Driving through the streets of Ghana’s capital, Accra, a couple of weeks ago, on the way from the urban center to the slum district of Ashaiman, a trick question nagged in my head. It was a question that had popped up a few times in the previous days on a visit that had taken in fact-finding meetings with politicians, pressure groups, donors and entrepreneurs, journalists and professors all talking about Ghana’s future. The question was this: “What does transparency look like?”
One answer, it seemed, on that journey through Accra, at midday on Aug. 29, was: empty streets. The normally clogged and inch-forward roads to Ashaiman were traffic-free. There was a reason for this. It was, as the Accra Daily Graphic had it, the Hour of Judgment, high noon.
Last year Ghana narrowly re-elected its center-left President John Dramani Mahama. However, for the past 10 months that result has been the subject of legal challenge by the opposition center-right party because of alleged voting irregularities. The unprecedented court case to determine the truth has been shown live on television most afternoons of those months, a painstaking democratic drama with a cliffhanger ending.
The previous evening everyone I met in Accra told me two things: First, that they have no idea which of three ways it will go — ratification, a rerun or victory for the opposition. Second, that I should not go out in the markets the following day in case of violence after the result. Some people, remembering contested elections of the past, have stocked up on food and locked the doors. Hence the empty streets.

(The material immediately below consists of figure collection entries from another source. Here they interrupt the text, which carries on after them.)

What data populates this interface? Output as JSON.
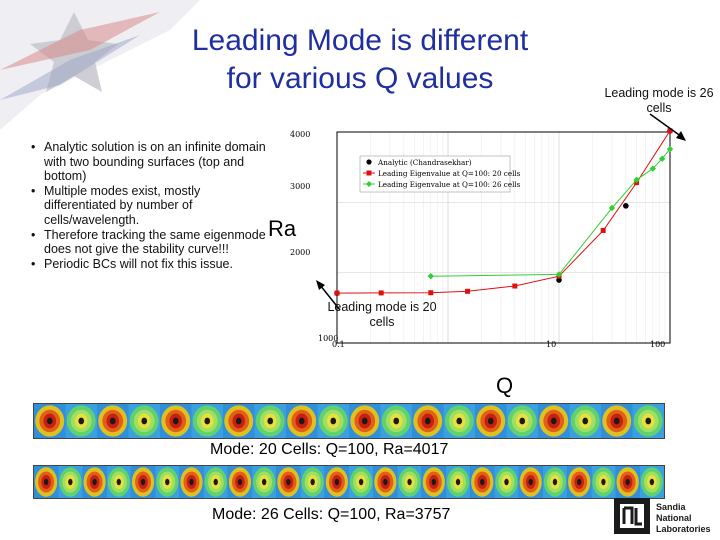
{
  "slide": {
    "title_line1": "Leading Mode is different",
    "title_line2": "for various Q values",
    "bullets": [
      "Analytic solution is on an infinite domain with two bounding surfaces (top and bottom)",
      "Multiple modes exist, mostly differentiated by number of cells/wavelength.",
      "Therefore tracking the same eigenmode does not give the stability curve!!!",
      "Periodic BCs will not fix this issue."
    ],
    "annotation_right": "Leading mode is 26 cells",
    "annotation_left": "Leading mode is 20 cells",
    "caption_20": "Mode: 20 Cells: Q=100, Ra=4017",
    "caption_26": "Mode: 26 Cells: Q=100, Ra=3757",
    "logo_text": [
      "Sandia",
      "National",
      "Laboratories"
    ]
  },
  "colors": {
    "title": "#1f2fa0",
    "analytic": "#000000",
    "cells20": "#e01010",
    "cells26": "#30d030"
  },
  "chart_data": {
    "type": "scatter",
    "xscale": "log",
    "xlim": [
      0.1,
      100
    ],
    "ylim": [
      1000,
      4000
    ],
    "xlabel": "Q",
    "ylabel": "Ra",
    "x_ticks": [
      "1000",
      "0.1",
      "10",
      "100"
    ],
    "y_ticks": [
      "4000",
      "3000",
      "2000"
    ],
    "legend_position": "top-left",
    "series": [
      {
        "name": "Analytic (Chandrasekhar)",
        "marker": "circle",
        "color": "#000000",
        "points": [
          [
            0.1,
            1708
          ],
          [
            10,
            1895
          ],
          [
            40,
            2950
          ],
          [
            100,
            4017
          ]
        ]
      },
      {
        "name": "Leading Eigenvalue at Q=100: 20 cells",
        "marker": "square",
        "color": "#e01010",
        "points": [
          [
            0.1,
            1710
          ],
          [
            0.25,
            1712
          ],
          [
            0.7,
            1715
          ],
          [
            1.5,
            1735
          ],
          [
            4,
            1810
          ],
          [
            10,
            1950
          ],
          [
            25,
            2600
          ],
          [
            50,
            3280
          ],
          [
            100,
            4017
          ]
        ]
      },
      {
        "name": "Leading Eigenvalue at Q=100: 26 cells",
        "marker": "diamond",
        "color": "#30d030",
        "points": [
          [
            0.7,
            1950
          ],
          [
            10,
            1975
          ],
          [
            30,
            2920
          ],
          [
            50,
            3320
          ],
          [
            70,
            3480
          ],
          [
            85,
            3620
          ],
          [
            100,
            3757
          ]
        ]
      }
    ]
  }
}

In Ashaiman the verdict eventually crackles through on the car radio tuned to Joy FM. After considering the evidence the 11 judges have decided that the technical problems with the vote helped neither party and the original result should stand. The opposition leader, Nana Akufo-Adda, who has fought the most determined of battles to remove the president, immediately comes out to endorse the judicial verdict. Mahama himself suggests that the waiting is over and his term of office can finally begin. And then: nothing. No protest, no unrest. People slowly come out to the markets, to go shopping. Ghana gets on with business.
Inside the Ashaiman regional assembly hall, a room with bare walls and floors, and a broken ceiling fan, local people — representatives of the assembly, leaders of women’s groups and youth groups, farmers and small businessmen — are gathered round a TV whooping and cheering at the result. They are, they explain, cheering not for any partisan cause, but for the openness of the process itself, of justice for once being seen to be done. “Ghana is the winner!” “Ghana has won!” You might say it is a triumph for transparency.
When that excitement has died down the people in that assembly hall sit to discuss another form of transparency, this one somewhat more opaque. The headline story of Ghana is of growth and transformation — in the financial pages the country is one of the “lions” of sub-Saharan Africa, with an economy expanding at 7 percent or more and, after the discovery of major offshore oil reserves, promises of prosperity and an aid-free future in the pipeline. Still, in a place such as Ashaiman, home to 200,000 people with nonexistent roads, squalid housing and drainage, brutally under-resourced education and healthcare, that promise seems a long way off.